Tag Archive: epub

Stanza EPub Update for Thoughtcrime Experiments, Shadow Unit Season 2 Extras

There was a wee coding flummox in the book source that resulted in the table of contents not being interpreted correctly by the popular Stanza iPhone ebook reader. Those have now been fixed.

You can find these downloads and more on the Stanza Library Page1

  1. Which now also has a shorter and friendlier URL. You know. Except that you still have to type out ’spontaneous derivation’ on your itty bitty keyboards. They don’t autocomplete well, either. Sorry about that. []

To Digital in a Day: Act III

Sat 9:30 PM

This book needs a cover; that would have been a nice tutorial on Covers for All Book Formats More or Less, but that’s a blog post for another day.

Time for Mobipocket.

mobigen run on the Epub file finishes in a minute. File checks out.

Sat 9:32 PM

Wondering what format to do next.

Oh yes, PDF. Which means a detour via html2ps and then Ghostscript’s ps2pdf.

This is a little more complicated.

Especially since html2ps is segfaulting for some reason on my Mac.

Sat 10:02 PM

Removed incidental cause of the seg fault, will be fixing it for real tomorrow or sommat.

Or… not. html2ps doesn’t deal with raw utf8; it lives on ISO encoding. Like the rest of perl. No Ruby (defaults to utf8) equivalent around.

Sat 10:24 PM

The other option I know of, wkpdf, needs a consolidated HTML file.

So… let’s take the worked original file, and add anchors. MacVim again!

This time I’m running short perl filters against the text directly in the editor, then using grep to grab the anchors and more regular expression/replace to create the links.

Incidentally, this also gives us the one-file HTML version with a table of contents.

Sat 11:09 PM

Well, I ended up enabling the web server with PHP5, increasing memory limits and PCRE backlimit, to try to run html2pdf, the PHP version. But most of my problems stem from the document being too large.

At this point, I can already generate every other format. Except for PDF with hyperlinks (PDF without such links I can do). Which has always been a bit of an Achilles heel for me.

By the way, apparently the Mac these days comes with textutil, so I might have been able to save a bit of time earlier in Act I. Hey, it can convert to… Word document, Open Office Document Text, …. hang on….

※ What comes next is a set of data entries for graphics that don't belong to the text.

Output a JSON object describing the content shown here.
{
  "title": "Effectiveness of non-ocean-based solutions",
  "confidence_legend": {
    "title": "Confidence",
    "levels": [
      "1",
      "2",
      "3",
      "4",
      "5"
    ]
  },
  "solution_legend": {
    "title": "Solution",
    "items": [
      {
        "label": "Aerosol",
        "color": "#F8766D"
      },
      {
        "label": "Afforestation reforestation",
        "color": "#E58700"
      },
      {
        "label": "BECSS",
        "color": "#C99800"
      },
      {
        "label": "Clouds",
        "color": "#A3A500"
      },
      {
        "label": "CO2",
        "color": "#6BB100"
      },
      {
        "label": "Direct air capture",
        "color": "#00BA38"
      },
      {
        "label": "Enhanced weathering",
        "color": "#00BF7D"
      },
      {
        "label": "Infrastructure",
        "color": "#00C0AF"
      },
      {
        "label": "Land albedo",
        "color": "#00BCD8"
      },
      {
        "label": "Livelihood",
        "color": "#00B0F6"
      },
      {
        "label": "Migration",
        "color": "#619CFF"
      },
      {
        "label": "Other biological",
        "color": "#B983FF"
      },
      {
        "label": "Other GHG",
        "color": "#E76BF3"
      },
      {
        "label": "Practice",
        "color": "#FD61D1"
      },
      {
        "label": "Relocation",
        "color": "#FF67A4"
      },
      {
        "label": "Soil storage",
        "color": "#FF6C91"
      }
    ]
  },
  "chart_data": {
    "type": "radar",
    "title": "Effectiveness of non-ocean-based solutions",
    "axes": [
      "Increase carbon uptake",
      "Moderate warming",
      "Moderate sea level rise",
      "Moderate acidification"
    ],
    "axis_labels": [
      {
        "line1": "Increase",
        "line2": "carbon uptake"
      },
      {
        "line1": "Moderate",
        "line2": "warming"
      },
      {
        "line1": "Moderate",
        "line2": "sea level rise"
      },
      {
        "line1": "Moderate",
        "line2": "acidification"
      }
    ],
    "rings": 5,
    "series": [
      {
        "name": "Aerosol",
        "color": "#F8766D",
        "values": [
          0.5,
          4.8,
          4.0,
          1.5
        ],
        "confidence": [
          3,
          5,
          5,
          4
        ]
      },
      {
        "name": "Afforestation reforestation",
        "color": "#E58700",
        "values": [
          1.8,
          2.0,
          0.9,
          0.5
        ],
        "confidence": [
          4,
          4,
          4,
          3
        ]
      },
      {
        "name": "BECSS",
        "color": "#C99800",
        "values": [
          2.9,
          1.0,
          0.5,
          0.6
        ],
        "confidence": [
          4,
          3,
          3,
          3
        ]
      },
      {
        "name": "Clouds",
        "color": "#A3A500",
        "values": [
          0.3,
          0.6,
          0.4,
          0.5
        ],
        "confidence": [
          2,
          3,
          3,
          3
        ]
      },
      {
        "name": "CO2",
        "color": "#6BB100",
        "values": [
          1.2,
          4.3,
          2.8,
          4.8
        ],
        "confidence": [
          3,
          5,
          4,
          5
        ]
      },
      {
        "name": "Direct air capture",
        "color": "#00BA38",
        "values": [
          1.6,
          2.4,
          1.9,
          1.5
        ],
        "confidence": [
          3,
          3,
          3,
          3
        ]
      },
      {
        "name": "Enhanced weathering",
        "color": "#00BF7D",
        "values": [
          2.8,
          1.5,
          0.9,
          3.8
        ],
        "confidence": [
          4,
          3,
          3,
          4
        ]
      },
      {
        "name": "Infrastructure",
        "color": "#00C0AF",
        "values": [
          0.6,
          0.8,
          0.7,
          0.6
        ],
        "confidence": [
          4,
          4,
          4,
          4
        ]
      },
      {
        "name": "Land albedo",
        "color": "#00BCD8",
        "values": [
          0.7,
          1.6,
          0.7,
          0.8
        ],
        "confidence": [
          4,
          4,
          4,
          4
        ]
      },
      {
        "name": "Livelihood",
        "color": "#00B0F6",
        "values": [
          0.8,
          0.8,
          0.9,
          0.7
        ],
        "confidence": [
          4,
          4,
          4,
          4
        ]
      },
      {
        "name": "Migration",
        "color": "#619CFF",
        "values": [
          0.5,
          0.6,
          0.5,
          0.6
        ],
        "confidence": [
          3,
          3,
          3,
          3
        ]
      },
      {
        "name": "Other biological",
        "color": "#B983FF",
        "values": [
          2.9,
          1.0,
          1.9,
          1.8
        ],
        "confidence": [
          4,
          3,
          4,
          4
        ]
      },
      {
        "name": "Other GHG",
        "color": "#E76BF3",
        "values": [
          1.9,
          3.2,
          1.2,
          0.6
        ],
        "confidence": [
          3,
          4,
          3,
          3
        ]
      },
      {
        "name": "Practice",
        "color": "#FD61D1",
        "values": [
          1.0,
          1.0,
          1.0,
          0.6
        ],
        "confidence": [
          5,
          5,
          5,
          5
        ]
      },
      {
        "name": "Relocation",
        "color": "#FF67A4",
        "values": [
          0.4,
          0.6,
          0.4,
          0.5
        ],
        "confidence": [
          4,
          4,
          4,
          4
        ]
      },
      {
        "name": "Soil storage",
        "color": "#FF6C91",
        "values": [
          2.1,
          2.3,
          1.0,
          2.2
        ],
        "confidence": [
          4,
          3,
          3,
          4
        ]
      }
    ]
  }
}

Nah, doesn’t preserve inter-text hyperlinks.

Sat 11:20 PM

Let’s just get all the other mobile formats out of the way.

Using calibre’s any2lrf, we get a valid Sony Reader file in under two minutes.

Using calibre’s oeb2lit, we get a valid Microsoft Reader file in under two minutes.

It takes me longer to type all this down for you and to locate my bookmark to the calibre site, actually.

Sat 11:29 PM

The state of affairs:

  • Valid Epub.
  • Valid Mobipocket (MOBI).
  • (Really) Valid HTML with linkage.
  • Valid Sony Reader.
  • Valid Microsoft Reader.

All in one day. Actually, counting up the time, less than one day.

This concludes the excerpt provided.